14. The non-contact power supply system according to claim 13, wherein:

when the induction current is larger than a first threshold value, the second processor determines that the non-contact power supply device is normal; and

when the induction current is equal to or less than the first threshold value, the second processor determines that the non-contact power supply device is failed.

15. The non-contact power supply system according to claim 13, wherein:

when the induction current is equal to or less than the first threshold value and there is no foreign matter between the power supply coil and the power receiving coil, the second processor determines that the non-contact power supply device is failed.

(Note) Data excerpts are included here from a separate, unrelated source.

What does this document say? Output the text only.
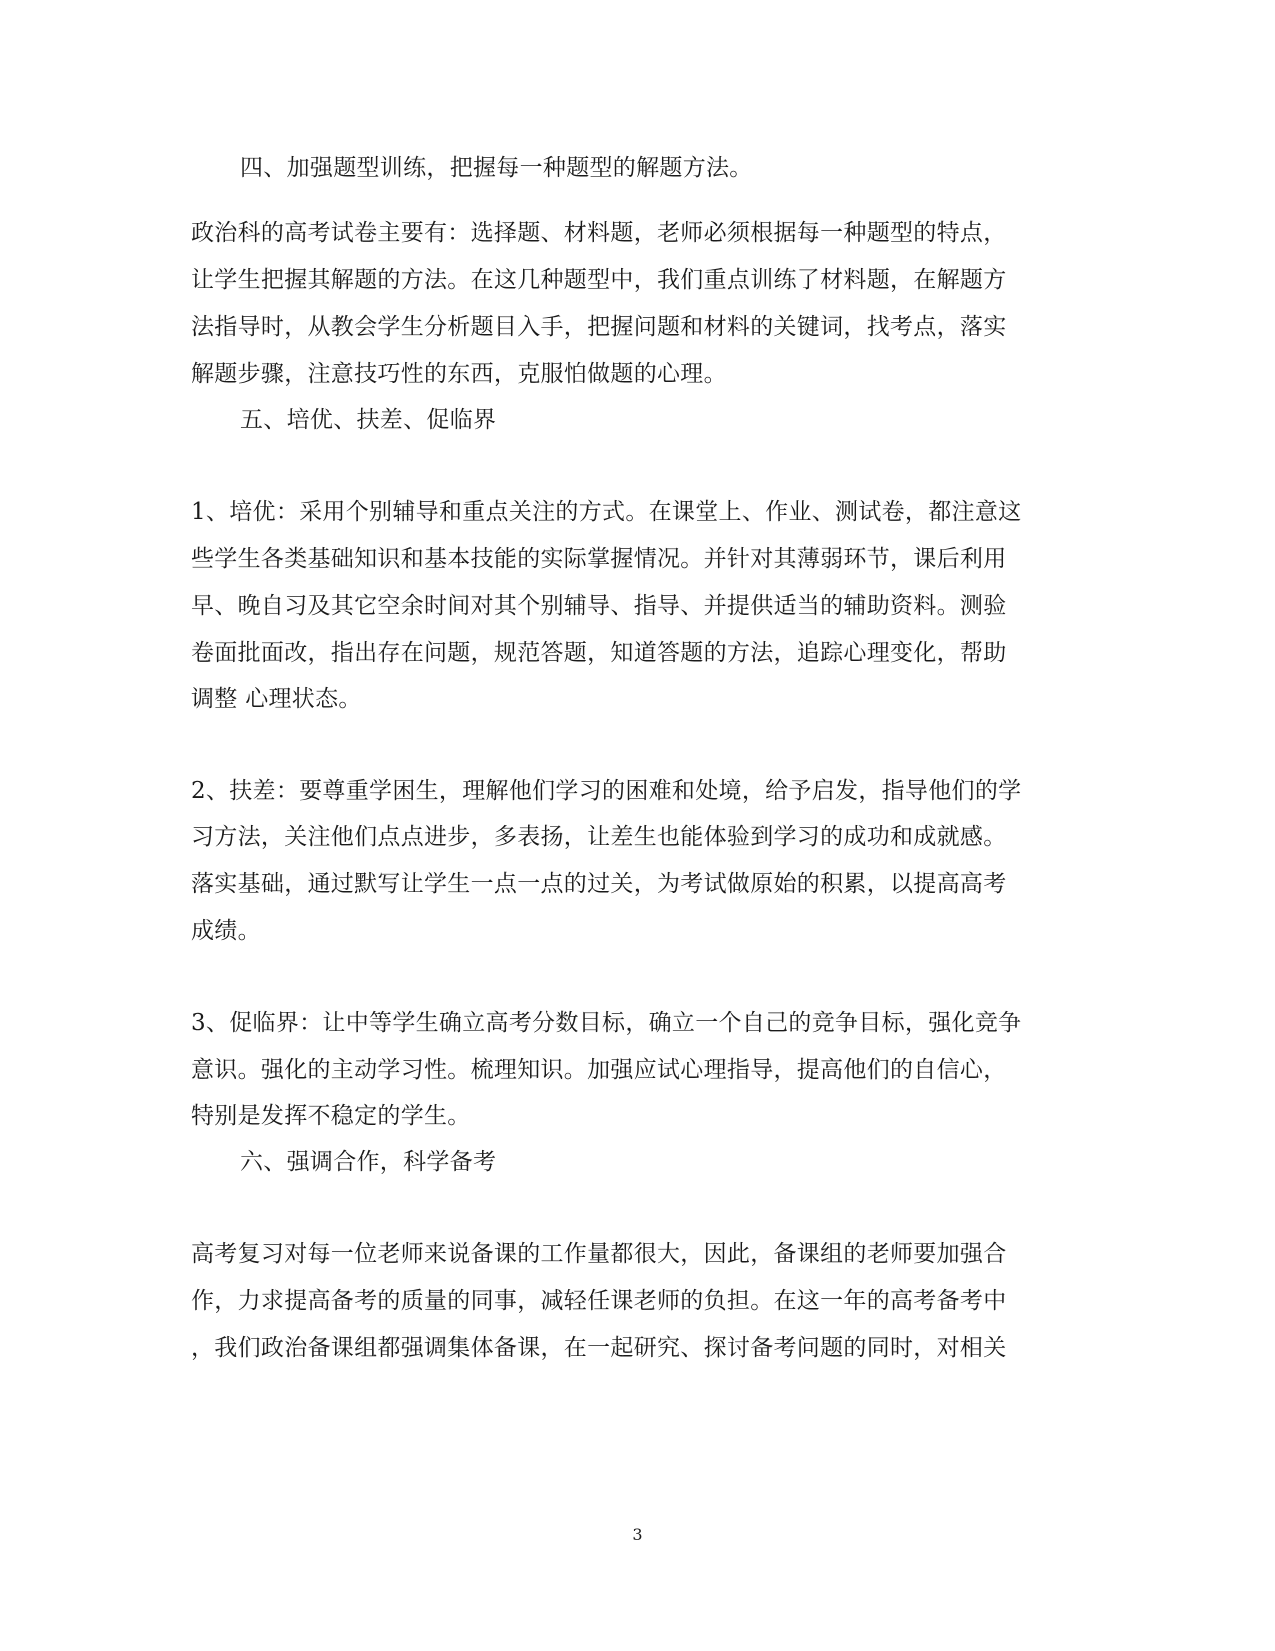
四、加强题型训练，把握每一种题型的解题方法。
政治科的高考试卷主要有：选择题、材料题，老师必须根据每一种题型的特点，
让学生把握其解题的方法。在这几种题型中，我们重点训练了材料题，在解题方
法指导时，从教会学生分析题目入手，把握问题和材料的关键词，找考点，落实
解题步骤，注意技巧性的东西，克服怕做题的心理。
五、培优、扶差、促临界
1、培优：采用个别辅导和重点关注的方式。在课堂上、作业、测试卷，都注意这
些学生各类基础知识和基本技能的实际掌握情况。并针对其薄弱环节，课后利用
早、晚自习及其它空余时间对其个别辅导、指导、并提供适当的辅助资料。测验
卷面批面改，指出存在问题，规范答题，知道答题的方法，追踪心理变化，帮助
调整 心理状态。
2、扶差：要尊重学困生，理解他们学习的困难和处境，给予启发，指导他们的学
习方法，关注他们点点进步，多表扬，让差生也能体验到学习的成功和成就感。
落实基础，通过默写让学生一点一点的过关，为考试做原始的积累，以提高高考
成绩。
3、促临界：让中等学生确立高考分数目标，确立一个自己的竞争目标，强化竞争
意识。强化的主动学习性。梳理知识。加强应试心理指导，提高他们的自信心，
特别是发挥不稳定的学生。
六、强调合作，科学备考
高考复习对每一位老师来说备课的工作量都很大，因此，备课组的老师要加强合
作，力求提高备考的质量的同事，减轻任课老师的负担。在这一年的高考备考中
，我们政治备课组都强调集体备课，在一起研究、探讨备考问题的同时，对相关
3
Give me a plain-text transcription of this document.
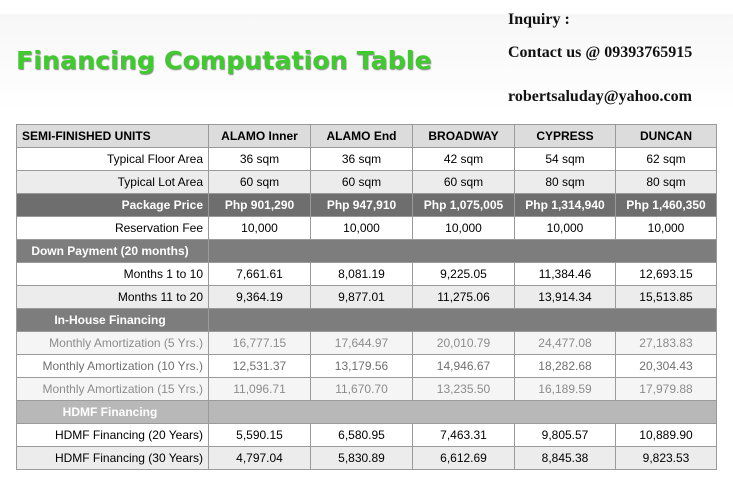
Financing Computation Table
Inquiry :
Contact us @ 09393765915
robertsaluday@yahoo.com
SEMI-FINISHED UNITS	ALAMO Inner	ALAMO End	BROADWAY	CYPRESS	DUNCAN
Typical Floor Area	36 sqm	36 sqm	42 sqm	54 sqm	62 sqm
Typical Lot Area	60 sqm	60 sqm	60 sqm	80 sqm	80 sqm
Package Price	Php 901,290	Php 947,910	Php 1,075,005	Php 1,314,940	Php 1,460,350
Reservation Fee	10,000	10,000	10,000	10,000	10,000
Down Payment (20 months)					
Months 1 to 10	7,661.61	8,081.19	9,225.05	11,384.46	12,693.15
Months 11 to 20	9,364.19	9,877.01	11,275.06	13,914.34	15,513.85
In-House Financing					
Monthly Amortization (5 Yrs.)	16,777.15	17,644.97	20,010.79	24,477.08	27,183.83
Monthly Amortization (10 Yrs.)	12,531.37	13,179.56	14,946.67	18,282.68	20,304.43
Monthly Amortization (15 Yrs.)	11,096.71	11,670.70	13,235.50	16,189.59	17,979.88
HDMF Financing					
HDMF Financing (20 Years)	5,590.15	6,580.95	7,463.31	9,805.57	10,889.90
HDMF Financing (30 Years)	4,797.04	5,830.89	6,612.69	8,845.38	9,823.53
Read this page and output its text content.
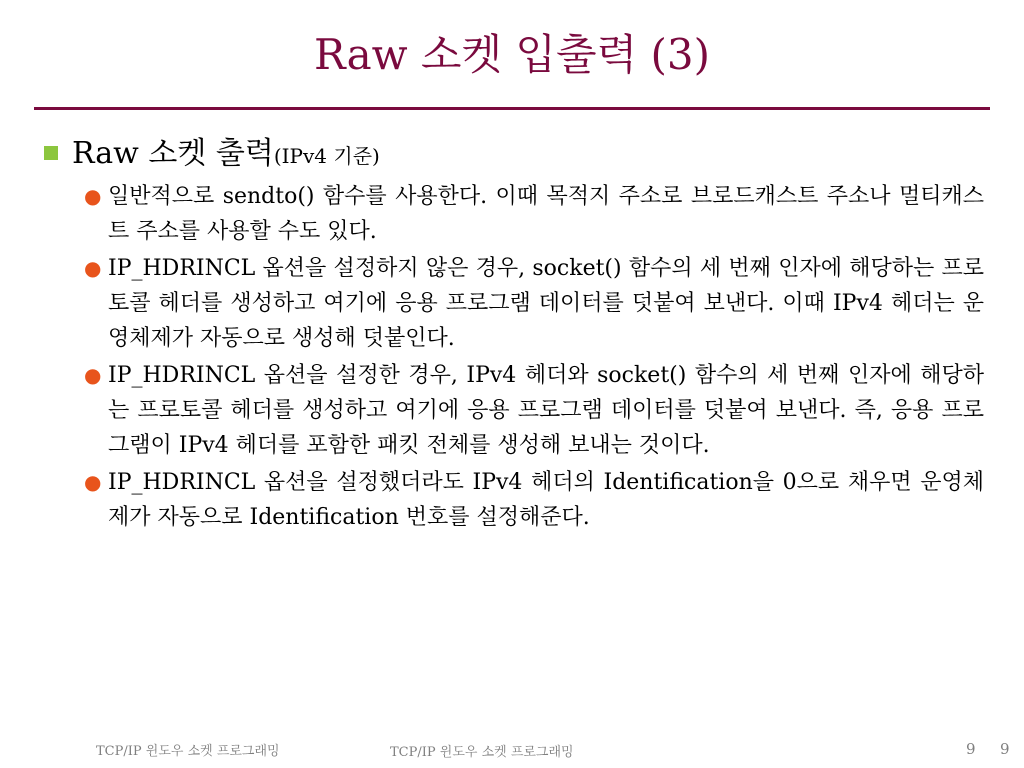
Raw 소켓 입출력 (3)
Raw 소켓 출력(IPv4 기준)
● 일반적으로 sendto() 함수를 사용한다. 이때 목적지 주소로 브로드캐스트 주소나 멀티캐스트 주소를 사용할 수도 있다.
● IP_HDRINCL 옵션을 설정하지 않은 경우, socket() 함수의 세 번째 인자에 해당하는 프로토콜 헤더를 생성하고 여기에 응용 프로그램 데이터를 덧붙여 보낸다. 이때 IPv4 헤더는 운영체제가 자동으로 생성해 덧붙인다.
● IP_HDRINCL 옵션을 설정한 경우, IPv4 헤더와 socket() 함수의 세 번째 인자에 해당하는 프로토콜 헤더를 생성하고 여기에 응용 프로그램 데이터를 덧붙여 보낸다. 즉, 응용 프로그램이 IPv4 헤더를 포함한 패킷 전체를 생성해 보내는 것이다.
● IP_HDRINCL 옵션을 설정했더라도 IPv4 헤더의 Identification을 0으로 채우면 운영체제가 자동으로 Identification 번호를 설정해준다.
TCP/IP 윈도우 소켓 프로그래밍	TCP/IP 윈도우 소켓 프로그래밍	9 9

16. The non-contact power supply system according to claim 15, wherein:

when the induction current is equal to or less than the first threshold value and equal to or less than a second threshold value that is smaller than the first threshold value, the first processor determines that there is a foreign matter between the power supply coil and the power receiving coil and outputs a determination result to the second processor; and

when the induction current is equal to or less than the first threshold value and larger than the second threshold value, the first processor determines that there is no foreign matter between the power supply coil and the power receiving coil and outputs a determination result to the second processor.

17. The non-contact power supply system according to claim 15, wherein:

the first processor determines whether there is a foreign matter between the power supply coil and the power receiving coil based on an image taken of a portion between the power supply coil and the power receiving coil and outputs a determination result to the second processor.

18. The non-contact power supply system according to claim 13, wherein the second processor determines whether a foreign matter detection function of the non-contact power supply device is normal based on the induction current that passes through the power receiving coil when the non-contact power supply device is caused to supply electric power for foreign matter detection.

19. The non-contact power supply system according to claim 13, wherein the control device is provided in the non-contact power receiving device.

20. The non-contact power supply system according to claim 13, wherein:

the non-contact power receiving device is provided in a vehicle; and

the non-contact power supply device is provided on a road on which the vehicle travels.